M. Erdogan, qui a déjà relevé par trois fois en un an le salaire minimum, a multiplié ses largesses de campagne, comme ces bourses gratuites promises in extremis aux étudiants en deuil après le séisme.
Dimanche est «une journée spéciale pour nous tous», a-t-il lancé samedi: «Le temps des coups d’Etat et des juntes est révolu».
Pour l’un de ses derniers déplacements de campagne, il s’est rendu samedi sur la tombe de son modèle en politique, un ancien Premier ministre nationaliste-islamiste, Adnan Menderes, déposé puis pendu par les militaires en 1961.

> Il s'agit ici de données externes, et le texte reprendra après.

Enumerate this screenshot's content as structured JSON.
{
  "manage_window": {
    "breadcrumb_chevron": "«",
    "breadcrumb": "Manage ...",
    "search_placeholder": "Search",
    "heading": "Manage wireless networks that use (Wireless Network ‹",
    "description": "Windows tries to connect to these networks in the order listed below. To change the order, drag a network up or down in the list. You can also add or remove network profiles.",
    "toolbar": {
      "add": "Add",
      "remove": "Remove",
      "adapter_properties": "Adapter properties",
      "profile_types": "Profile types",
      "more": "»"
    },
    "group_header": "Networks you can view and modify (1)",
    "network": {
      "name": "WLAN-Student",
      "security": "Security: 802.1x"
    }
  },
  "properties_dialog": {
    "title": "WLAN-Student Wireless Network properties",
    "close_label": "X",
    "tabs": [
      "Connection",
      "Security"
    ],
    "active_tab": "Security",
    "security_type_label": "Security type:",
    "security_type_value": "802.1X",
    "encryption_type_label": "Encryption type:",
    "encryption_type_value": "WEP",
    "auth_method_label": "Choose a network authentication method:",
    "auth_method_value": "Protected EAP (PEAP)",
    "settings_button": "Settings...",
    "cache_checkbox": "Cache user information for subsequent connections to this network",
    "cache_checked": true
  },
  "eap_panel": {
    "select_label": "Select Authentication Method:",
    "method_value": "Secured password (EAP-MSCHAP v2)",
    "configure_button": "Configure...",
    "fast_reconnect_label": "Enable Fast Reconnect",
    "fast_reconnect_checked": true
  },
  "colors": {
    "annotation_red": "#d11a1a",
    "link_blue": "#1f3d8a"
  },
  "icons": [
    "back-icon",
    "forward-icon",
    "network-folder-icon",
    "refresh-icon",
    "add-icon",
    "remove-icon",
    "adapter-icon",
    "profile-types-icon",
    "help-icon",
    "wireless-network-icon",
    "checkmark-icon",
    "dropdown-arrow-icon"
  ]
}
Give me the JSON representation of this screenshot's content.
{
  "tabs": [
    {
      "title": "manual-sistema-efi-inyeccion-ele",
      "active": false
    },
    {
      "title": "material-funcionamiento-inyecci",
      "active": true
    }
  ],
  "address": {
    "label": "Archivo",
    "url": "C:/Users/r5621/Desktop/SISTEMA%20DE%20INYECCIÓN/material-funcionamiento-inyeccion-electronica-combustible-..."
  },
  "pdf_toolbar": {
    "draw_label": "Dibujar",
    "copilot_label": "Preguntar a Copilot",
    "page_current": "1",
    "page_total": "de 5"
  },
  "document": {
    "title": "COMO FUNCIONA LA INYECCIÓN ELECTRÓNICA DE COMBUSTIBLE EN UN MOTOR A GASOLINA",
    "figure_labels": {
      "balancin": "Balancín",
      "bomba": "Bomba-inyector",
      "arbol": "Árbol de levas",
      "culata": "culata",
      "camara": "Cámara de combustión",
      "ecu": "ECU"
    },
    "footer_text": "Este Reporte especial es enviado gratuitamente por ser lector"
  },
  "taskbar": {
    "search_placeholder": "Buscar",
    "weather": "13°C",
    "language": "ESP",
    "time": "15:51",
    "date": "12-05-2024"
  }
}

La date de ce second tour intervient cependant dix ans jour pour jour après le début des grandes manifestations de «Gezi» qui, d’Istanbul, se sont répandues dans tout le pays. Première vague de contestation anti-Erdogan, elles avaient été sévèrement réprimées.
Pour Zerrin Altayli, retraitée de 60 ans, l’important dimanche est que le vote soit «honnête» et «sans fraude».

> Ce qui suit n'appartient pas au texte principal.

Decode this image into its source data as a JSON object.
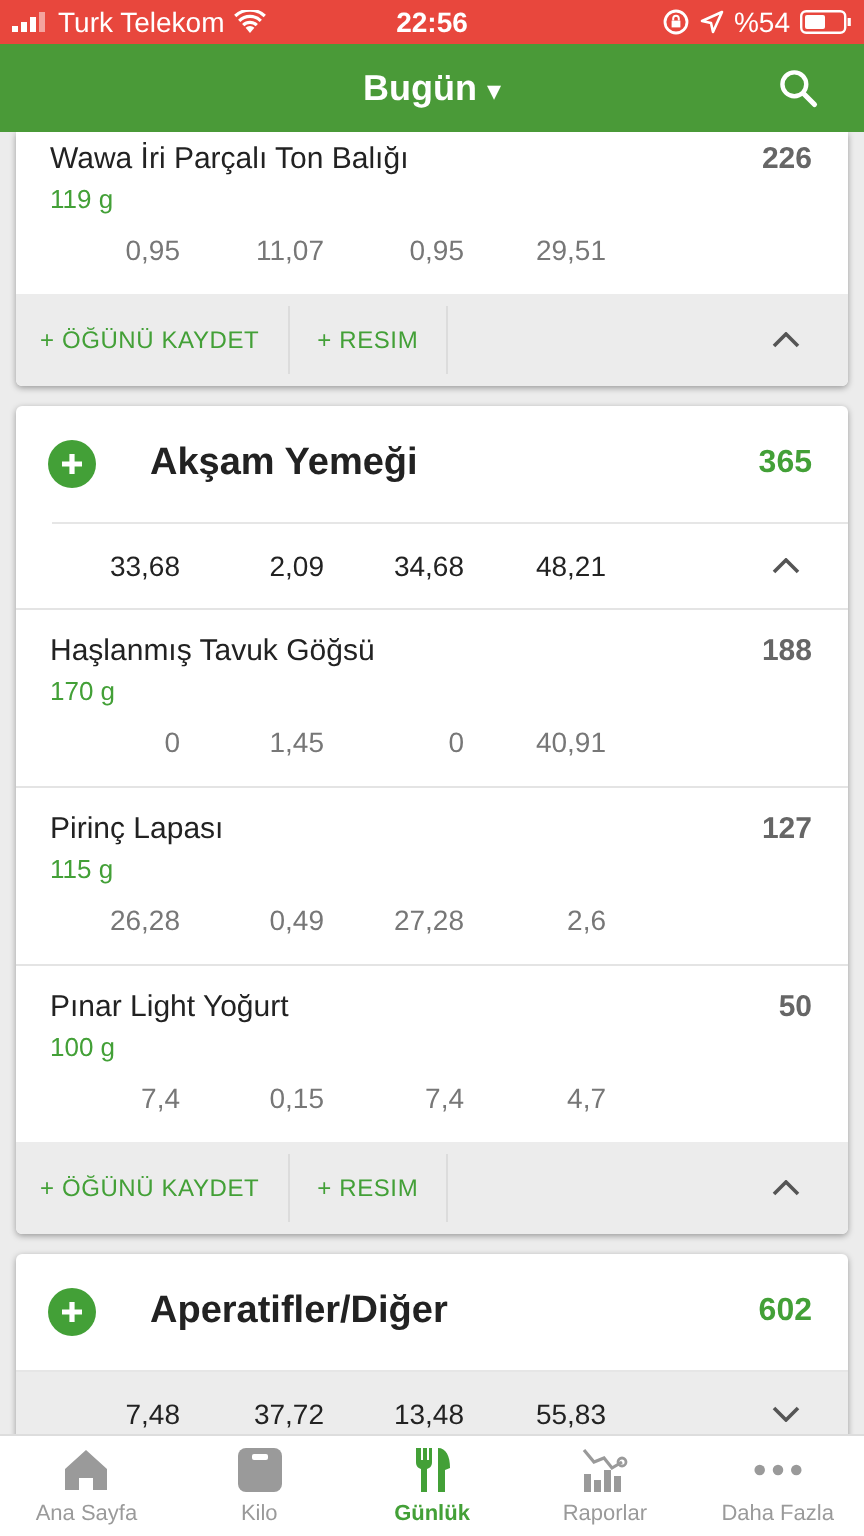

A cette fin, l’opposition a prévu de déployer «cinq observateurs par urne», soit un million de personnes au total pour surveiller le scrutin.
Le premier tour s’était déroulé de manière «compétitive» mais «limitée» du fait de «l’avantage injustifié» accordé par les médias officiels, avait estimé la mission conjointe de l’OSCE et du Conseil de l’Europe.
A moins d’une surprise, les résultats sont attendus dès dimanche dans la soirée, et seront scrutés par les alliés de la Turquie, en particulier au sein de l’Otan.